'The Curious Case of Benjamin Button' review — Jamie Parker gives a performance for the ages

Read our four-star review of The Curious Case of Benjamin Button, starring Jamie Parker, currently in performances at Southwark Playhouse to 1 July.

Matt Wolf
Matt Wolf

A commendable Off-West End musical has got even better on its (presumed) way to the West End and, with luck, beyond. I’m referring not to Operation Mincemeat, which is currently making much the same journey, but to another, very different homegrown musical: The Curious Case of Benjamin Button.

People often ask where original British musical theatre has gone in this age of ready-made jukebox knockoffs. The happy answer is that it is alive and well and being carefully watered, as evidenced by the heady array of producers (ATG first amongst equals) backing this return engagement of a show that was previously seen in 2019.

Since then, the production has ditched a puppet, more than doubled the size of a five-person cast, and located the ideal leading man in Olivier Award winner Jamie Parker.

Playing the title role of a man who ages backwards (think Merrily We Roll Along on speed), London and Broadway’s original Harry Potter gives a performance for the ages. Parker will next appear in the U.K. premiere in August of Next to Normal but, as of this writing, it’s pretty well impossible to imagine a further life for Benjamin Button without his talent leading from the front.

With minimal makeup and not a trace of thespian grandstanding, Parker brings surpassing empathy to an assignment taken in the 2008 film version of the same source by Brad Pitt. The origin for both these adaptations is the 1922 short story of the same name by F. Scott Fitzgerald – better known, of course, for The Great Gatsby, which seems to get a fresh theatrical adaptation every five minutes.

One has to wonder what this urbane sophisticate would make of his tale displaced to the rugged Cornish coastline and paired with a powerfully elemental original score from composer and co-lyricist Darren Clark, in conjunction with the protean Jethro Compton who wears multiple hats as director, designer, and co-producer – alongside penning the book and co-authoring the lyrics. Phew!

In other hands, one might question the absence of an outside eye to help shape material toward which creators can feel so intimately connected that they lose the bigger picture. Not here. The actor-musician cast makes frequent mention in song that “it’s all just a matter of time,” and you feel that the years spent marinating a parable of sorts have let its poignancy land with redoubled force.
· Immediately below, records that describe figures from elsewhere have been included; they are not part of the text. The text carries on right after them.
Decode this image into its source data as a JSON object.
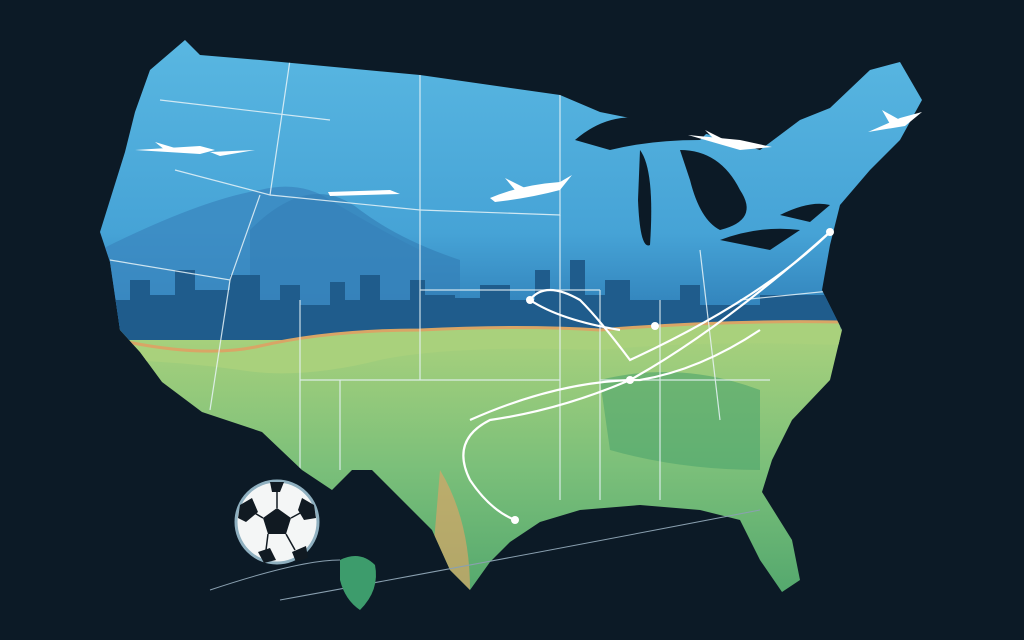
{
  "colors": {
    "background": "#0c1a26",
    "sky_top": "#5ab8e2",
    "sky_mid": "#3f95cc",
    "skyline": "#1f5c8c",
    "land_light": "#a9d17c",
    "land_dark": "#4fa56c",
    "border_line": "#e8f4f8",
    "route_line": "#ffffff",
    "coast_band": "#d9a566"
  },
  "icons": [
    "airplane-icon",
    "soccer-ball-icon",
    "route-pin-icon"
  ]
}
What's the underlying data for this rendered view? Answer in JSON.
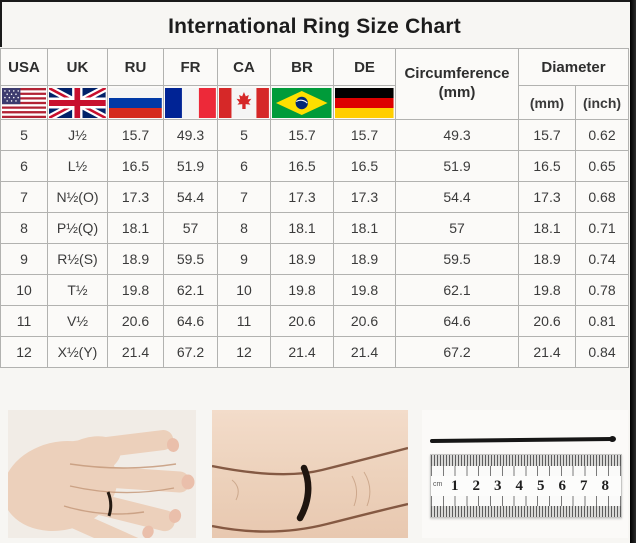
{
  "title": "International Ring Size Chart",
  "table": {
    "countries": [
      {
        "code": "USA",
        "flag": "usa-flag-icon"
      },
      {
        "code": "UK",
        "flag": "uk-flag-icon"
      },
      {
        "code": "RU",
        "flag": "russia-flag-icon"
      },
      {
        "code": "FR",
        "flag": "france-flag-icon"
      },
      {
        "code": "CA",
        "flag": "canada-flag-icon"
      },
      {
        "code": "BR",
        "flag": "brazil-flag-icon"
      },
      {
        "code": "DE",
        "flag": "germany-flag-icon"
      }
    ],
    "circumference_header": {
      "line1": "Circumference",
      "line2": "(mm)"
    },
    "diameter_header": {
      "label": "Diameter",
      "mm": "(mm)",
      "inch": "(inch)"
    },
    "rows": [
      [
        "5",
        "J½",
        "15.7",
        "49.3",
        "5",
        "15.7",
        "15.7",
        "49.3",
        "15.7",
        "0.62"
      ],
      [
        "6",
        "L½",
        "16.5",
        "51.9",
        "6",
        "16.5",
        "16.5",
        "51.9",
        "16.5",
        "0.65"
      ],
      [
        "7",
        "N½(O)",
        "17.3",
        "54.4",
        "7",
        "17.3",
        "17.3",
        "54.4",
        "17.3",
        "0.68"
      ],
      [
        "8",
        "P½(Q)",
        "18.1",
        "57",
        "8",
        "18.1",
        "18.1",
        "57",
        "18.1",
        "0.71"
      ],
      [
        "9",
        "R½(S)",
        "18.9",
        "59.5",
        "9",
        "18.9",
        "18.9",
        "59.5",
        "18.9",
        "0.74"
      ],
      [
        "10",
        "T½",
        "19.8",
        "62.1",
        "10",
        "19.8",
        "19.8",
        "62.1",
        "19.8",
        "0.78"
      ],
      [
        "11",
        "V½",
        "20.6",
        "64.6",
        "11",
        "20.6",
        "20.6",
        "64.6",
        "20.6",
        "0.81"
      ],
      [
        "12",
        "X½(Y)",
        "21.4",
        "67.2",
        "12",
        "21.4",
        "21.4",
        "67.2",
        "21.4",
        "0.84"
      ]
    ]
  },
  "photos": {
    "ruler": {
      "unit_label": "cm",
      "numbers": [
        "1",
        "2",
        "3",
        "4",
        "5",
        "6",
        "7",
        "8"
      ]
    }
  },
  "colors": {
    "table_border": "#b2b2b0",
    "cell_text": "#3a3a3a",
    "title_text": "#1c1c1c",
    "frame_bar": "#111111",
    "page_background": "#f7f6f3"
  }
}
I watched the closing sequence through a mist of tears accompanying pathos at once honestly earned and deeply felt.

We pick up Benjamin Button from his birth in 1918, pipe and walking stick at the ready as befits a senior citizen who will slide back in years even as the century he inhabits spins forward to encompass wars, a moon landing, and other defining moments.

But far from seeming like a staged newsreel, the show always foregrounds Benjamin against family – a mum who finds her son’s condition not quite the “miracle” she had expected and a dad (the excellent Benedict Salter) who lives to a ripe old age into triple digits that his son can only dream of.

The vagaries of timing find Benjamin enjoying his first beer at age 59 (the barmaid who serves him becomes the love of his life) and matching his wife Elowen chronologically at such time as they both turn 40. The rolling years allow his wrinkles to soften and hair to regain its natural colour, prompting onlookers to enquire about a “secret” which comes, as you might imagine, with no small amount of shame.

At heart, Benjamin craves nothing so much as normalcy – the prevailing musical theatre quest these days about people wanting simply to fit in. But few shows occupy as pungent a musical landscape as the Celtic sounds unfurled here, a fusion of shanty and folk played by a multitasking ensemble whose ease recalls the heyday of John Doyle. (Those who saw The History Boys, the Alan Bennett play from which Parker – like so many young actors – sprang, will remember his agility at the piano there.)

Sure, some may say the story arc is preordained, but then again, isn’t that the case more often than we care to admit? And it’s true that a further 15 minutes or so could be trimmed before the show travels on, which it must.

Whatever happens, all concerned would be mad not to make the open-hearted Parker crucial to its future. An admiring shoutout is due, too, to Molly Osborne in superb voice as a loving if bewildered spouse who remarks frustratedly that her husband “is like a child.” She speaks her words truthfully and achingly in a rending show that at every level couldn’t be more adult.

The Curious Case of Benjamin Button is at Southwark Playhouse through 1 July.